阮以敏
身处上海大都市数日,常常听到的都是江东吴语,细细的、软软的、轻轻的,听是好听,就是听不懂,除了“侬”与“阿拉”。每日行走在大街小巷,没有认同感和归属感。
年轻时曾经在古田县城郊的西山读书两年,悄悄地很努力地模仿学习古田城关地区方言,当时只是想摆脱被嘲笑“乡下人”的阴影,那个年代城乡差别很大,城里人有一种天生的优越感,当面跟着你说似像非像的“土话”,令人啼笑皆非。后来到了城关方言区工作,日常更多地使用城关方言交流,讲得相对还行,但还是带有些许大东地区老家方言腔调。不过时代不同了,大家都没有了过去那种歧视的眼光。那些真正老城关人也已经被蜂拥进城的“乡下人”同化,只剩下名义上的1958年从千年古城淹没搬迁而来的“旧城人”。
古田方言从大的区域划分,就是大东地区和小东地区。但大东地区的鹤塘镇西洋村以西和卓洋乡,其方言已经基本接近城关地区方言。老家大甲与蕉城区毗邻,方言也与之接近,就连对农作物的称呼也多是一样。比如“土豆”、“玉米”,城关地区方言叫“番仔薯”、“金豆”,老家方言叫“马铃薯”、“番豆”,与蕉城区叫法一样。其实这“马铃薯”“玉米”都是外来物种,叫“番”什么还是挺有道理的。过去一直不知道为什么大小东地区方言叫法却截然相反,后来才知道原来是随了宁德去了。难怪老家的上一辈人说“去县”(去县城),是专指去宁德县,不是说去古田县。就是现在老家人买套房也是去宁德,很少去古田城关买,除非必需。
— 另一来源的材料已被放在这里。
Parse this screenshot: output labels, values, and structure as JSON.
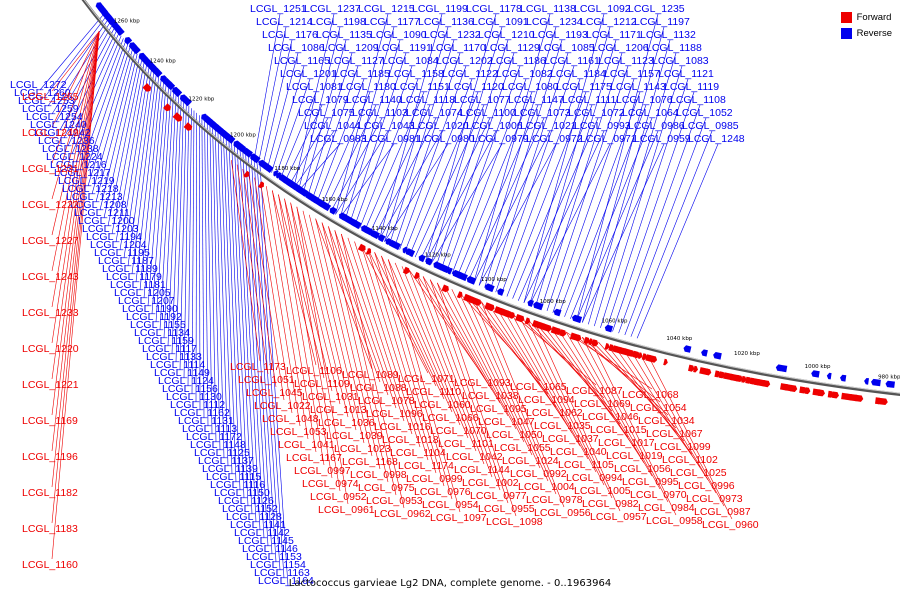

每次遇上老家人在一起,总是自然而然变调讲起家乡话,看到对方讲夹杂着家乡方言的城关话,听着反而别扭,没了那种亲切感。这次休假到上海,本想借机组织一次熟悉的古田人小聚,目的只有一个:一起说说家乡话。遗憾的是在自己组建的“古田人在上海”微信群里发出消息后,响应者不多,有人回古田了,有人旅游去了,有人家里忙走不开,只好留待以后再说吧,还有的是时间与机会。倒是不期而遇一位师专时期的古田女同学汪逢仙,她的女儿、女婿原来在北京某高校工作,现在女婿先“转战”上海,手机发个位置,居然就住在附近,于是两家人就一起吃餐饭,叙叙旧,聊聊天。住在青浦的高中同学阮养进兄昨天来电,邀我过去玩玩。我说:“我在浦东,上海的最东边。你在青浦,上海的最西边。还是算了吧,天气炎热,坐地铁要将近两个小时,开学后回古田见面更方便。”
有人说:没有了方言,就像没有了回家的路。是啊,方言带着浓浓的乡愁,是说不明、道不尽的。但随着城镇化推进,人口不断流动,越来越多的下一辈都远离了故土,这种方言乡音也终将“无可奈何花落去!”